Jean-Claude Brisseau. Depois do homem, que lugar para a sua obra?

A divulgação nas redes sociais de uma sessão de cinema programada para lançar um debate que, no tempo do #MeToo, se torna cada vez mais urgente – o da separação entre o homem e a sua obra – tornou-se mais polémica do que o previsto quando, depois de várias denúncias, a página do Nimas desapareceu…

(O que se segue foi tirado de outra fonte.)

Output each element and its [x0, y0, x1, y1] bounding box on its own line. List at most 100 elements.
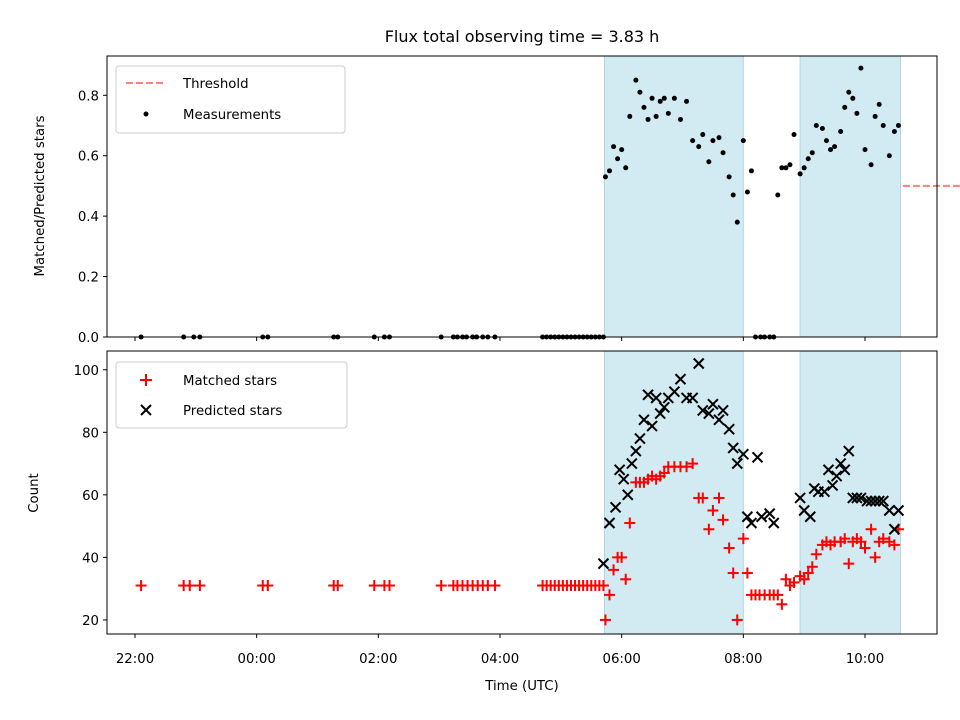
measurement-point: [748, 168, 754, 174]
matched-star-point: [865, 523, 877, 535]
measurement-point: [801, 165, 807, 171]
predicted-star-point: [630, 445, 642, 457]
measurement-point: [710, 138, 716, 144]
predicted-star-point: [855, 492, 867, 504]
top-observing-intervals: [603, 55, 901, 338]
matched-star-point: [731, 614, 743, 626]
top-y-ticks: 0.0 0.2 0.4 0.6 0.8: [78, 89, 107, 346]
predicted-star-point: [843, 445, 855, 457]
matched-star-point: [888, 539, 900, 551]
top-legend: Threshold Measurements: [115, 65, 346, 134]
predicted-star-point: [609, 501, 622, 514]
matched-star-point: [599, 614, 611, 626]
measurement-point: [876, 101, 882, 107]
measurement-point: [838, 129, 844, 135]
predicted-star-point: [638, 414, 650, 426]
matched-star-point: [435, 580, 447, 592]
measurement-point: [734, 219, 740, 225]
measurement-point: [891, 129, 897, 135]
predicted-star-point: [717, 404, 729, 417]
predicted-star-point: [794, 492, 806, 504]
predicted-star-point: [727, 442, 739, 454]
predicted-star-point: [839, 464, 851, 476]
legend-threshold-label: Threshold: [182, 77, 249, 92]
panel-ratio: 0.00.20.40.60.8 Matched/Predicted stars …: [33, 55, 960, 346]
matched-star-point: [776, 598, 788, 610]
measurement-point: [716, 135, 722, 141]
predicted-star-point: [646, 420, 658, 432]
measurement-point: [813, 122, 819, 128]
measurement-point: [602, 174, 608, 180]
matched-star-point: [855, 536, 867, 548]
measurement-point: [846, 89, 852, 95]
y-tick-label: 0.4: [78, 210, 99, 225]
measurement-point: [623, 165, 629, 171]
matched-star-point: [681, 461, 693, 473]
measurement-point: [671, 95, 677, 101]
measurement-point: [607, 168, 612, 174]
matched-star-point: [194, 580, 206, 592]
predicted-star-point: [763, 507, 776, 520]
measurement-point: [706, 159, 712, 165]
predicted-star-point: [804, 511, 816, 523]
matched-star-point: [810, 548, 822, 560]
x-tick-label: 00:00: [238, 652, 276, 667]
predicted-star-point: [741, 511, 754, 523]
predicted-star-point: [674, 373, 687, 385]
predicted-star-point: [847, 492, 859, 504]
measurement-point: [797, 171, 803, 177]
measurement-point: [880, 122, 886, 128]
matched-star-point: [723, 542, 735, 554]
observing-interval-2: [799, 350, 901, 635]
measurement-point: [854, 110, 860, 116]
bottom-y-axis-label: Count: [27, 473, 42, 513]
matched-star-point: [798, 573, 810, 585]
measurement-point: [805, 156, 811, 162]
measurement-point: [649, 95, 655, 101]
predicted-star-point: [617, 473, 630, 485]
measurement-points: [138, 65, 901, 340]
matched-star-point: [780, 573, 792, 585]
x-tick-label: 10:00: [846, 652, 884, 667]
matched-star-point: [869, 551, 881, 563]
measurement-point: [677, 116, 683, 122]
measurement-point: [661, 95, 667, 101]
legend-measurements-label: Measurements: [183, 108, 281, 123]
measurement-point: [740, 138, 746, 144]
matched-star-point: [859, 542, 871, 554]
measurement-point: [828, 147, 834, 153]
x-tick-label: 06:00: [603, 652, 641, 667]
measurement-point: [783, 165, 789, 171]
y-tick-label: 0.0: [78, 331, 99, 346]
predicted-star-point: [737, 448, 750, 460]
measurement-point: [653, 113, 659, 119]
matched-star-point: [843, 558, 855, 570]
measurement-point: [850, 95, 856, 101]
predicted-star-point: [731, 457, 743, 470]
predicted-star-point: [883, 504, 896, 517]
matched-star-point: [839, 533, 851, 545]
predicted-star-point: [634, 432, 646, 445]
measurement-point: [842, 104, 848, 110]
predicted-star-point: [755, 511, 768, 523]
matched-star-point: [624, 517, 636, 529]
predicted-star-point: [603, 517, 616, 529]
matched-star-point: [703, 523, 715, 535]
predicted-star-point: [622, 489, 634, 501]
matched-star-point: [687, 458, 699, 470]
predicted-star-point: [697, 404, 709, 417]
predicted-star-point: [834, 457, 847, 470]
matched-star-point: [707, 504, 719, 516]
x-tick-label: 02:00: [359, 652, 397, 667]
measurement-point: [690, 138, 696, 144]
predicted-star-point: [686, 392, 699, 404]
y-tick-label: 20: [82, 614, 99, 629]
x-tick-label: 08:00: [724, 652, 762, 667]
panel-counts: 20 40 60 80 100 22:00 00:00 02:00 04:00 06:00 08:…: [27, 350, 938, 694]
matched-star-point: [788, 576, 800, 588]
predicted-star-point: [830, 470, 843, 482]
y-tick-label: 60: [82, 489, 99, 504]
predicted-star-point: [865, 495, 877, 507]
measurement-point: [684, 98, 690, 104]
measurement-point: [730, 192, 736, 198]
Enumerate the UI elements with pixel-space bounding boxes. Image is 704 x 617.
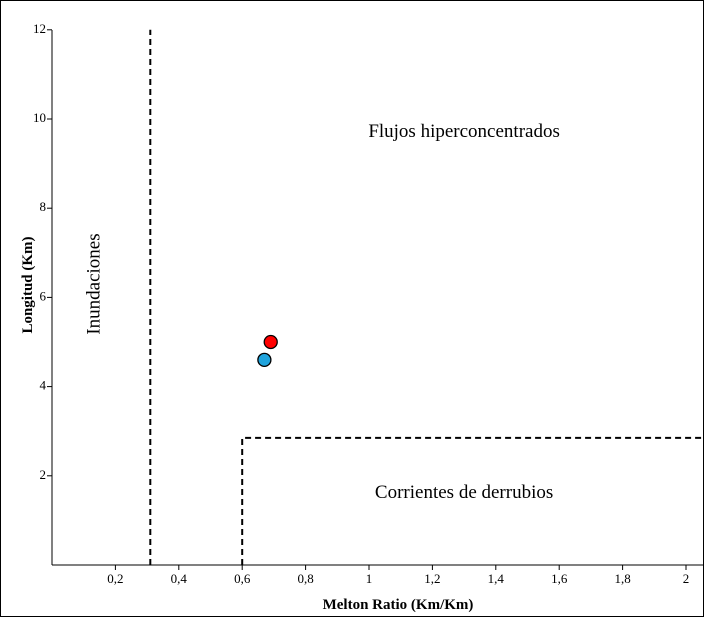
- x-tick-label: 1,2: [424, 571, 440, 586]
- region-label: Corrientes de derrubios: [375, 482, 553, 503]
- y-tick-label: 6: [40, 288, 47, 303]
- x-tick-label: 1,6: [551, 571, 568, 586]
- y-tick-label: 12: [33, 21, 46, 36]
- x-axis-title: Melton Ratio (Km/Km): [323, 597, 474, 613]
- y-tick-label: 8: [40, 199, 47, 214]
- x-tick-label: 1,8: [614, 571, 630, 586]
- x-ticks: 0,2 0,4 0,6 0,8 1 1,2 1,4 1,6 1,8 2: [107, 565, 689, 586]
- x-tick-label: 1: [366, 571, 373, 586]
- x-tick-label: 0,8: [297, 571, 313, 586]
- boundary-line-2: [241, 436, 702, 565]
- region-label: Inundaciones: [84, 233, 105, 334]
- y-axis-title: Longitud (Km): [20, 236, 36, 333]
- y-ticks: 2 4 6 8 10 12: [33, 21, 52, 482]
- region-labels: Inundaciones Flujos hiperconcentrados Corr…: [84, 121, 560, 503]
- x-tick-label: 2: [683, 571, 690, 586]
- x-tick-label: 0,4: [171, 571, 188, 586]
- data-points: [257, 334, 278, 367]
- y-tick-label: 4: [40, 378, 47, 393]
- data-point: [263, 334, 278, 350]
- x-tick-label: 1,4: [488, 571, 505, 586]
- y-tick-label: 10: [33, 110, 46, 125]
- data-point: [257, 352, 272, 367]
- x-tick-label: 0,2: [107, 571, 123, 586]
- y-tick-label: 2: [40, 467, 47, 482]
- region-boundaries: [149, 29, 702, 565]
- region-label: Flujos hiperconcentrados: [368, 121, 560, 142]
- x-tick-label: 0,6: [234, 571, 251, 586]
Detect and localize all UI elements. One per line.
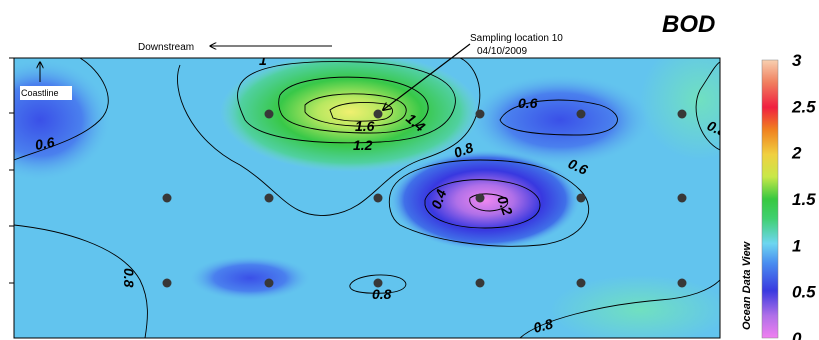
sampling-point — [264, 109, 274, 119]
green-high-region — [220, 58, 480, 172]
sampling-point — [373, 193, 383, 203]
contour-line-1-0 — [237, 61, 456, 144]
colorbar-ticks: 0 0.5 1 1.5 2 2.5 3 — [791, 51, 816, 340]
contour-line-0-6-lower — [388, 159, 590, 247]
sampling-point — [475, 278, 485, 288]
sampling-point — [677, 278, 687, 288]
coastline-annotation: Coastline — [20, 62, 72, 100]
contour-label: 0.8 — [452, 139, 476, 161]
sampling-point — [373, 278, 383, 288]
colorbar-tick-label: 0.5 — [792, 283, 816, 302]
colorbar-tick-label: 2.5 — [791, 97, 816, 116]
sampling-point — [373, 109, 383, 119]
contour-line-0-8-bottom-right — [519, 279, 720, 338]
contour-label: 0.6 — [566, 155, 591, 178]
teal-region-right — [640, 58, 720, 160]
sampling-point — [264, 193, 274, 203]
sampling-point — [264, 278, 274, 288]
contour-line-0-8-left-bottom — [14, 224, 148, 338]
contour-label: 0.4 — [428, 187, 450, 211]
teal-region-bottom — [550, 275, 720, 338]
colorbar-tick-label: 3 — [792, 51, 802, 70]
contour-line-0-8-bottom-center — [349, 274, 407, 294]
contour-line-1-6 — [329, 102, 393, 122]
downstream-label-bg — [135, 40, 333, 54]
contour-line-1-2 — [278, 76, 429, 134]
contour-label: 1.6 — [355, 118, 375, 134]
sampling-point — [677, 193, 687, 203]
sampling-point — [475, 109, 485, 119]
contour-line-0-6-right — [499, 99, 618, 136]
blue-region-bottom — [190, 256, 310, 300]
downstream-label: Downstream — [138, 42, 194, 53]
contour-line-0-2 — [469, 193, 509, 212]
sampling-location-annotation: Sampling location 10 04/10/2009 — [383, 33, 563, 110]
contour-label: 0.6 — [34, 134, 56, 153]
downstream-annotation: Downstream — [135, 40, 333, 54]
coastline-label-bg — [20, 86, 72, 100]
contour-label: 0.6 — [518, 95, 538, 111]
sampling-point — [576, 193, 586, 203]
sampling-location-title: Sampling location 10 — [470, 33, 563, 44]
colorbar-tick-label: 2 — [791, 144, 802, 163]
contour-line-0-8-right — [695, 61, 720, 151]
purple-low-region — [390, 150, 580, 250]
contour-label: 0.8 — [532, 315, 555, 336]
sampling-location-arrow — [383, 43, 471, 110]
sampling-location-date: 04/10/2009 — [477, 46, 527, 57]
blue-region-right — [470, 75, 650, 165]
plot-frame — [13, 57, 721, 339]
colorbar-tick-label: 0 — [792, 329, 802, 340]
sampling-point — [162, 193, 172, 203]
plot-area: 1 1.4 1.6 1.2 0.6 0.6 0.8 0.8 0.6 0.4 0.… — [14, 52, 720, 338]
contour-line-0-6-left — [14, 58, 109, 161]
colorbar-tick-label: 1.5 — [792, 190, 816, 209]
sampling-point — [576, 109, 586, 119]
contour-line-0-4 — [424, 179, 541, 229]
contour-label: 0.8 — [372, 286, 392, 302]
contour-line-1-4 — [304, 93, 407, 127]
chart-title: BOD — [662, 11, 715, 38]
contour-label: 0.2 — [494, 194, 516, 218]
contour-label: 0.8 — [121, 268, 137, 288]
sampling-point — [677, 109, 687, 119]
sampling-point — [576, 278, 586, 288]
ocean-data-view-watermark: Ocean Data View — [741, 240, 753, 330]
colorbar-gradient — [761, 59, 779, 339]
coastline-label: Coastline — [21, 88, 59, 98]
sampling-point — [475, 193, 485, 203]
contour-line-0-8-central — [177, 58, 481, 216]
contour-label: 1 — [259, 52, 267, 68]
sampling-point — [162, 278, 172, 288]
left-axis-ticks — [9, 57, 14, 284]
contour-label: 1.2 — [353, 137, 373, 153]
colorbar-tick-label: 1 — [792, 236, 801, 255]
contour-lines — [14, 58, 720, 338]
sampling-points — [162, 109, 687, 288]
colorbar: 0 0.5 1 1.5 2 2.5 3 — [761, 51, 816, 340]
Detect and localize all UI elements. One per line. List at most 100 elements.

Por estes dias, Jean-Claude Brisseau estreou em França “Que le diable nous emporte”, o seu último filme depois do sucesso de “A Rapariga de Parte Nenhuma”. Estreia que esteve para ser acompanhada de uma retrospetiva à sua obra na Cinemateca Francesa, adiada sem data depois da onda de protestos de organizações feministas que se apoiaram no movimento #MeToo para tentar impedir um outro ciclo, dedicado à obra de Roman Polanski, em novembro. Em reação a isso – o diretor da Cinemateca Francesa veio entretanto esclarecer que a intenção de programar a retrospetiva à obra de Brisseau se mantém, mas ainda sem data –, e defendendo que a obra não deve ser confundida com o homem que a produz, o site português de cinema “À Pala de Walsh” decidiu programar, a propósito do seu quinto aniversário, uma sessão com aquele que, para os seus críticos, foi consensualmente um dos filmes mais marcantes dos últimos anos: “A Rapariga de Parte Nenhuma”, de Brisseau, justamente.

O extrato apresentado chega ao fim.